Safety Enhancement for Deep Reinforcement Learning in Autonomous Separation Assurance

Wei Guo,Marc Brittain,Peng Wei
DOI: https://doi.org/10.48550/arXiv.2105.02331
2022-02-20
Abstract:The separation assurance task will be extremely challenging for air traffic controllers in a complex and high density airspace environment. Deep reinforcement learning (DRL) was used to develop an autonomous separation assurance framework in our previous work where the learned model advised speed maneuvers. In order to improve the safety of this model in unseen environments with uncertainties, in this work we propose a safety module for DRL in autonomous separation assurance applications. The proposed module directly addresses both model uncertainty and state uncertainty to improve safety. Our safety module consists of two sub-modules: (1) the state safety sub-module is based on the execution-time data augmentation method to introduce state disturbances in the model input state; (2) the model safety sub-module is a Monte-Carlo dropout extension that learns the posterior distribution of the DRL model policy. We demonstrate the effectiveness of the two sub-modules in an open-source air traffic simulator with challenging environment settings. Through extensive numerical experiments, our results show that the proposed sub-safety modules help the DRL agent significantly improve its safety performance in an autonomous separation assurance task.
Artificial Intelligence
What problem does this paper attempt to address?
The problem that this paper attempts to solve is how to improve the safety in autonomous separation assurance tasks in a complex and high - density airspace environment. Specifically, the authors have already developed an autonomous separation assurance framework using deep reinforcement learning (DRL) in their previous work, and this framework can suggest speed maneuvers to avoid conflicts between aircraft. However, in unseen environments and in the presence of uncertainties, the safety performance of such a model may be affected. Therefore, this paper proposes a safety component for DRL, aiming to enhance safety by directly dealing with model uncertainty and state uncertainty. The main contributions of the paper can be summarized as follows: 1. A safety - enhancing module named DODA (Dropout and Data Augmentation) is proposed, which can improve the safety performance of general DRL agents without the need for additional training or transfer learning. 2. This module contains two sub - modules, which directly deal with state uncertainty and model uncertainty respectively, and the effectiveness of each sub - module is demonstrated. 3. Through a large number of numerical experiments in an open - source air traffic simulator, the effectiveness of the integrated DODA safety module in complex and challenging ATC environments is proven, and its performance is better than that of DRL agents without the DODA module.

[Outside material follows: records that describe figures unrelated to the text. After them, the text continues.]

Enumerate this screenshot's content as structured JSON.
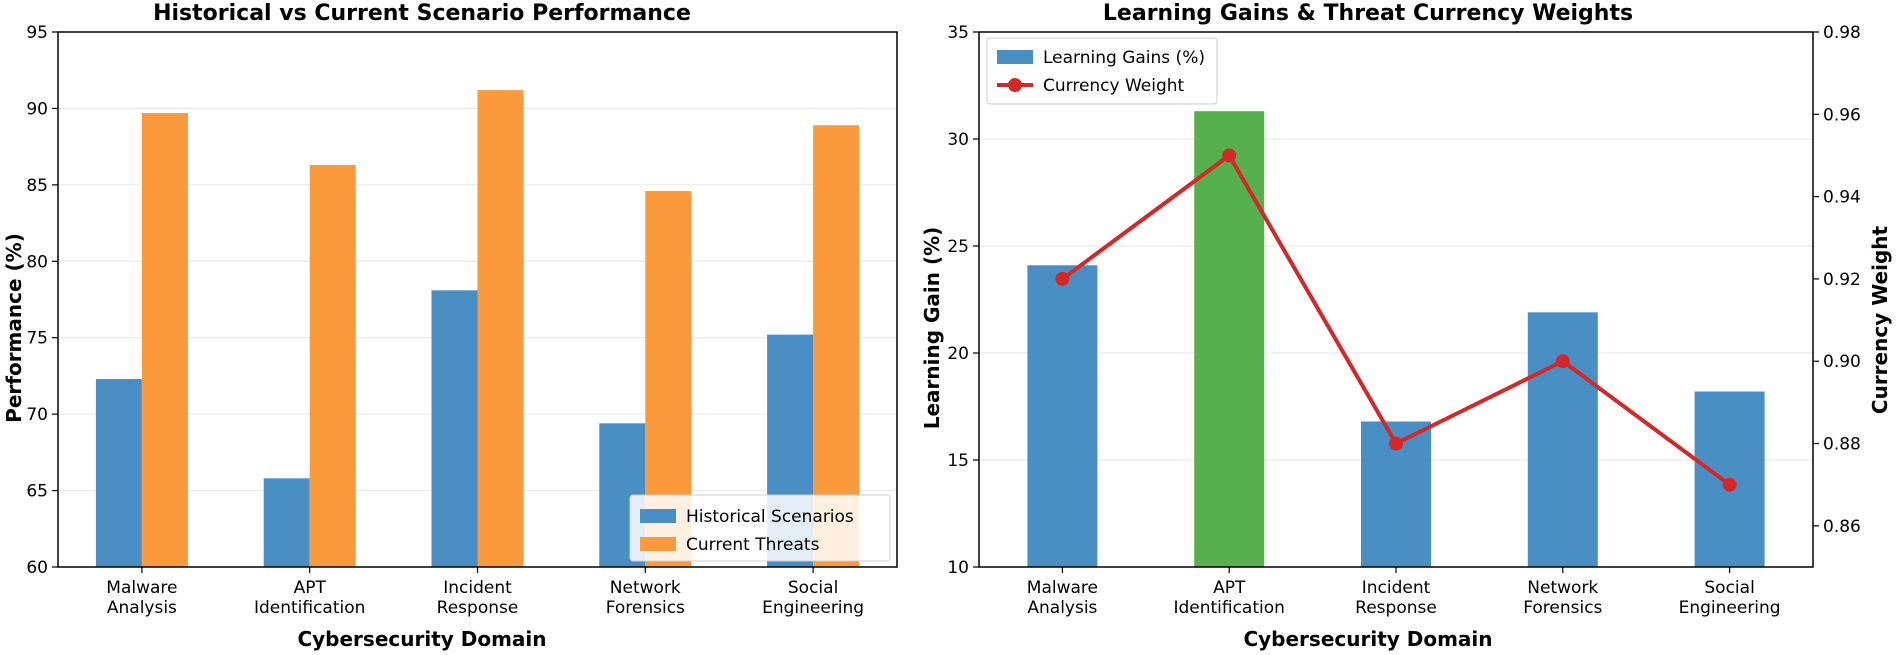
{
  "chart_data": [
    {
      "type": "bar",
      "title": "Historical vs Current Scenario Performance",
      "xlabel": "Cybersecurity Domain",
      "ylabel": "Performance (%)",
      "ylim": [
        60,
        95
      ],
      "yticks": [
        60,
        65,
        70,
        75,
        80,
        85,
        90,
        95
      ],
      "grid": "horizontal",
      "legend_position": "bottom-right",
      "categories": [
        [
          "Malware",
          "Analysis"
        ],
        [
          "APT",
          "Identification"
        ],
        [
          "Incident",
          "Response"
        ],
        [
          "Network",
          "Forensics"
        ],
        [
          "Social",
          "Engineering"
        ]
      ],
      "series": [
        {
          "name": "Historical Scenarios",
          "color": "#4a8fc4",
          "values": [
            72.3,
            65.8,
            78.1,
            69.4,
            75.2
          ]
        },
        {
          "name": "Current Threats",
          "color": "#fb9a3c",
          "values": [
            89.7,
            86.3,
            91.2,
            84.6,
            88.9
          ]
        }
      ]
    },
    {
      "type": "bar+line",
      "title": "Learning Gains & Threat Currency Weights",
      "xlabel": "Cybersecurity Domain",
      "ylabel": "Learning Gain (%)",
      "ylabel_right": "Currency Weight",
      "ylim": [
        10,
        35
      ],
      "yticks": [
        10,
        15,
        20,
        25,
        30,
        35
      ],
      "ylim_right": [
        0.85,
        0.98
      ],
      "yticks_right": [
        "0.86",
        "0.88",
        "0.90",
        "0.92",
        "0.94",
        "0.96",
        "0.98"
      ],
      "grid": "horizontal",
      "legend_position": "top-left",
      "categories": [
        [
          "Malware",
          "Analysis"
        ],
        [
          "APT",
          "Identification"
        ],
        [
          "Incident",
          "Response"
        ],
        [
          "Network",
          "Forensics"
        ],
        [
          "Social",
          "Engineering"
        ]
      ],
      "series": [
        {
          "name": "Learning Gains (%)",
          "color": "#4a8fc4",
          "highlight_color": "#55b04d",
          "highlight_index": 1,
          "values": [
            24.1,
            31.3,
            16.8,
            21.9,
            18.2
          ]
        },
        {
          "name": "Currency Weight",
          "color": "#d62728",
          "values": [
            0.92,
            0.95,
            0.88,
            0.9,
            0.87
          ],
          "axis": "right"
        }
      ]
    }
  ]
}
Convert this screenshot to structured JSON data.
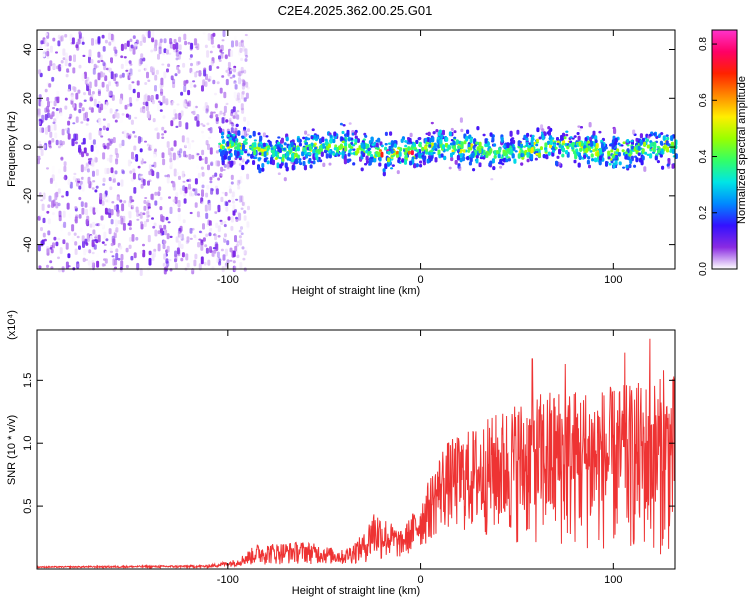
{
  "title": "C2E4.2025.362.00.25.G01",
  "chart_data": [
    {
      "type": "heatmap",
      "xlabel": "Height of straight line (km)",
      "ylabel": "Frequency (Hz)",
      "xlim": [
        -199,
        132
      ],
      "ylim": [
        -50,
        48
      ],
      "x_ticks": [
        -100,
        0,
        100
      ],
      "y_ticks": [
        -40,
        -20,
        0,
        20,
        40
      ],
      "colorbar": {
        "label": "Normalized spectral amplitude",
        "range": [
          0,
          0.85
        ],
        "ticks": [
          0.0,
          0.2,
          0.4,
          0.6,
          0.8
        ],
        "colors": [
          "#ffffff",
          "#8a2be2",
          "#3311ff",
          "#0088ff",
          "#00e5e5",
          "#33ff66",
          "#99ff00",
          "#ffee00",
          "#ff8800",
          "#ff2200",
          "#ff0066",
          "#ff33cc"
        ]
      },
      "features": [
        {
          "region": "noise",
          "x_range": [
            -199,
            -90
          ],
          "y_range": [
            -50,
            48
          ],
          "amplitude_range": [
            0.0,
            0.12
          ]
        },
        {
          "region": "signal_band",
          "x_range": [
            -105,
            132
          ],
          "center_frequency": 0,
          "half_width": [
            6,
            15
          ],
          "peak_amplitude": 0.85,
          "peak_near_x": [
            -22,
            -5
          ]
        }
      ]
    },
    {
      "type": "line",
      "xlabel": "Height of straight line (km)",
      "ylabel": "SNR (10 * v/v)",
      "y_scale_label": "(x10⁴)",
      "xlim": [
        -199,
        132
      ],
      "ylim": [
        0,
        1.9
      ],
      "x_ticks": [
        -100,
        0,
        100
      ],
      "y_ticks": [
        0.5,
        1.0,
        1.5
      ],
      "y_tick_labels": [
        "0.5",
        "1.0",
        "1.5"
      ],
      "color": "#ee3333",
      "envelope": [
        {
          "x": -199,
          "low": 0.01,
          "high": 0.02
        },
        {
          "x": -110,
          "low": 0.01,
          "high": 0.03
        },
        {
          "x": -95,
          "low": 0.02,
          "high": 0.08
        },
        {
          "x": -85,
          "low": 0.03,
          "high": 0.2
        },
        {
          "x": -60,
          "low": 0.04,
          "high": 0.22
        },
        {
          "x": -40,
          "low": 0.03,
          "high": 0.15
        },
        {
          "x": -28,
          "low": 0.05,
          "high": 0.3
        },
        {
          "x": -25,
          "low": 0.05,
          "high": 0.5
        },
        {
          "x": -10,
          "low": 0.08,
          "high": 0.3
        },
        {
          "x": 0,
          "low": 0.15,
          "high": 0.55
        },
        {
          "x": 12,
          "low": 0.3,
          "high": 1.0
        },
        {
          "x": 30,
          "low": 0.25,
          "high": 1.15
        },
        {
          "x": 50,
          "low": 0.2,
          "high": 1.35
        },
        {
          "x": 70,
          "low": 0.15,
          "high": 1.45
        },
        {
          "x": 100,
          "low": 0.12,
          "high": 1.45
        },
        {
          "x": 132,
          "low": 0.1,
          "high": 1.55
        }
      ],
      "peaks": [
        {
          "x": 58,
          "y": 1.67
        },
        {
          "x": 75,
          "y": 1.63
        },
        {
          "x": 106,
          "y": 1.72
        },
        {
          "x": 119,
          "y": 1.83
        },
        {
          "x": 126,
          "y": 1.58
        }
      ]
    }
  ]
}
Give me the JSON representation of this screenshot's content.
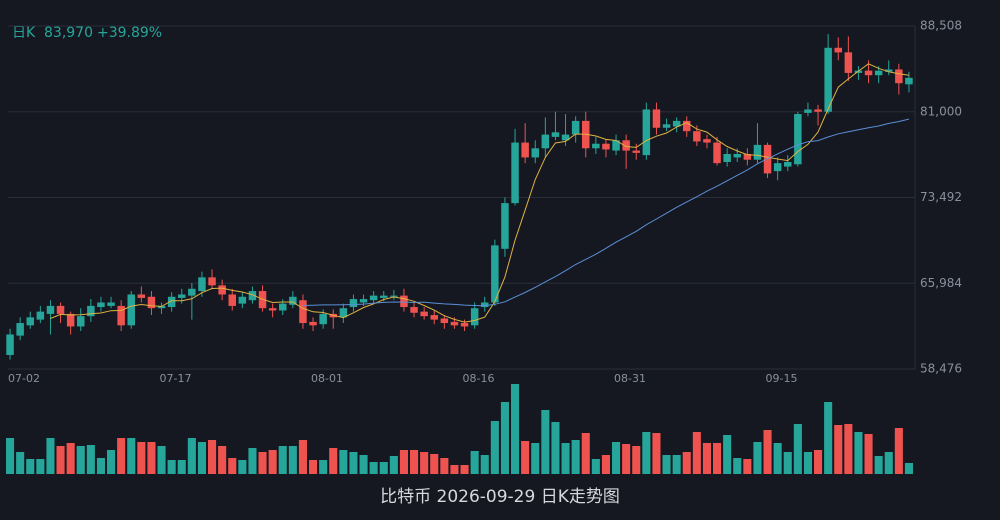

The model uncertainty and state uncertainty mentioned in the paper are processed in the following ways: - **Model uncertainty**: It is achieved through the Monte Carlo Dropout (MC - dropout) method, which is a method to approximate the posterior distribution by dropping network units during execution, thereby estimating the uncertainty of model parameters. - **State uncertainty**: It is introduced through the Execution - time Data Augmentation (DA) method, which simulates the possible observation noise, sensor noise or communication noise in practical applications by adding random noise to the input state. The combination of these two sub - modules enables DRL agents to make safer and more robust decisions when facing unseen scenarios and uncertainties.